Gillingham Melanie B, Scott Bradley, Elliott Diane, Harding Cary O
Department of Pediatrics, Oregon Health and Science University, Portland, OR 97239-3098, USA.
Mol Genet Metab. 2006 Sep-Oct;89(1-2):58-63. doi: 10.1016/j.ymgme.2006.06.004. Epub 2006 Jul 27.
Exercise induced rhabdomyolysis is a complication of long-chain 3-hydroxyacyl-CoA dehydrogenase (LCHAD) and mitochondrial trifunctional protein (TFP) deficiency that frequently leads to exercise avoidance. Dietary therapy for most subjects includes medium-chain triglyceride (MCT) supplementation but analysis of diet records indicates that the majority of patients consume oral MCT only with breakfast and at bedtime. We hypothesized that MCT immediately prior to exercise would provide an alternative fuel source during that bout of exercise and improve exercise tolerance in children with LCHAD deficiency. Nine subjects completed two 45 min moderate intensity (60-70% predicted maximum heart rate (HR)) treadmill exercise tests. Subjects were given 4 oz of orange juice alone or orange juice and 0.5 g MCT per kg lean body mass, 20 min prior to exercise in a randomized cross-over design. ECG and respiratory gas exchange including respiratory quotient (RQ) were monitored. Blood levels of acylcarnitines, creatine kinase, lactate, and beta-hydroxybutyrate were measured prior to and immediately after exercise, and again following 20 min rest. Creatine kinase and lactate levels did not change with exercise. There was no significant difference in RQ between the two exercise tests but there was a decrease in steady-state HR following MCT supplementation. Cumulative long-chain 3-hydroxyacylcarnitines were 30% lower and beta-hydroxybutyrate was three-fold higher after the MCT-pretreated exercise test compared to the test with orange juice alone. Coordinating MCT supplementation with periods of increased activity may improve the metabolic control of children with LCHAD and TFP deficiency following exercise.

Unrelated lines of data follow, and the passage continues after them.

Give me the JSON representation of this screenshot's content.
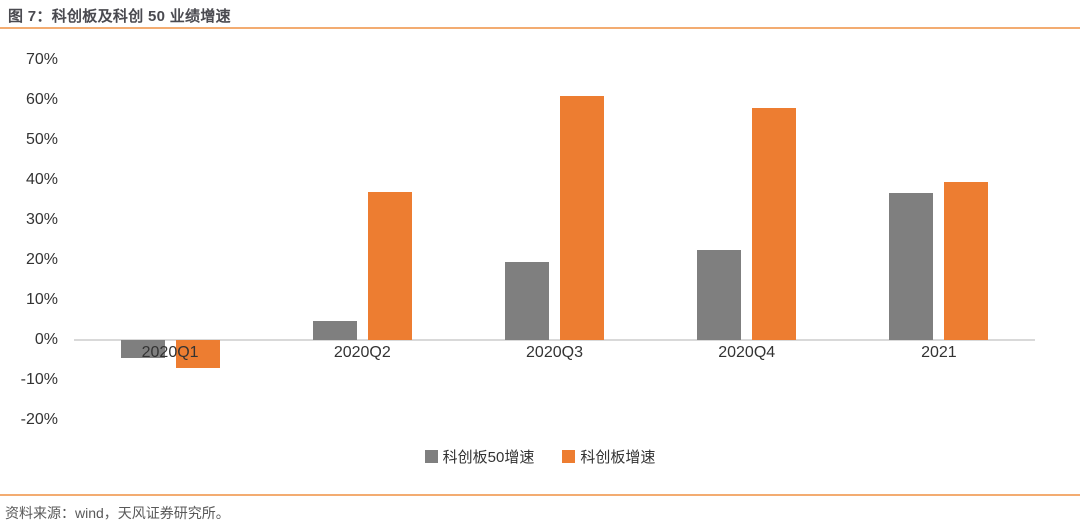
{
  "header": {
    "title": "图 7：科创板及科创 50 业绩增速"
  },
  "footer": {
    "source": "资料来源：wind，天风证券研究所。"
  },
  "colors": {
    "rule_orange": "#F3AC71",
    "axis_line": "#D9D9D9",
    "series_gray": "#7F7F7F",
    "series_orange": "#ED7D31",
    "tick_text": "#333333"
  },
  "chart_data": {
    "type": "bar",
    "title": "图 7：科创板及科创 50 业绩增速",
    "categories": [
      "2020Q1",
      "2020Q2",
      "2020Q3",
      "2020Q4",
      "2021"
    ],
    "series": [
      {
        "name": "科创板50增速",
        "color": "#7F7F7F",
        "values": [
          -4.6,
          4.7,
          19.6,
          22.6,
          36.7
        ]
      },
      {
        "name": "科创板增速",
        "color": "#ED7D31",
        "values": [
          -6.9,
          37.0,
          61.0,
          58.0,
          39.5
        ]
      }
    ],
    "xlabel": "",
    "ylabel": "",
    "ylim": [
      -20,
      70
    ],
    "y_ticks": [
      70,
      60,
      50,
      40,
      30,
      20,
      10,
      0,
      -10,
      -20
    ],
    "y_tick_format": "percent",
    "grid": false,
    "legend_position": "bottom"
  }
}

运动诱发横纹肌溶解是长链3-羟基酰基辅酶A脱氢酶(LCHAD)和线粒体三功能蛋白(TFP)缺乏的一种并发症,常导致运动回避。大多数受试者的饮食治疗包括补充中链甘油三酯(MCT),但饮食记录分析表明,大多数患者仅在早餐和睡前服用口服MCT。我们假设,运动前立即服用MCT将在该次运动期间提供替代燃料来源,并提高LCHAD缺乏症儿童的运动耐量。9名受试者完成了两次45分钟的中等强度(预测最大心率(HR)的60-70%)跑步机运动测试。在随机交叉设计中,受试者在运动前20分钟单独饮用4盎司橙汁,或饮用橙汁并按每千克瘦体重服用0.5克MCT。监测心电图和呼吸气体交换,包括呼吸商(RQ)。在运动前、运动后立即以及休息20分钟后测量酰基肉碱、肌酸激酶、乳酸和β-羟基丁酸的血液水平。肌酸激酶和乳酸水平在运动后没有变化。两次运动测试之间的RQ没有显著差异,但补充MCT后稳态心率有所下降。与单独饮用橙汁的测试相比,MCT预处理运动测试后累积长链3-羟基酰基肉碱降低了30%,β-羟基丁酸升高了三倍。将MCT补充与活动增加期相协调,可能会改善LCHAD和TFP缺乏症儿童运动后的代谢控制。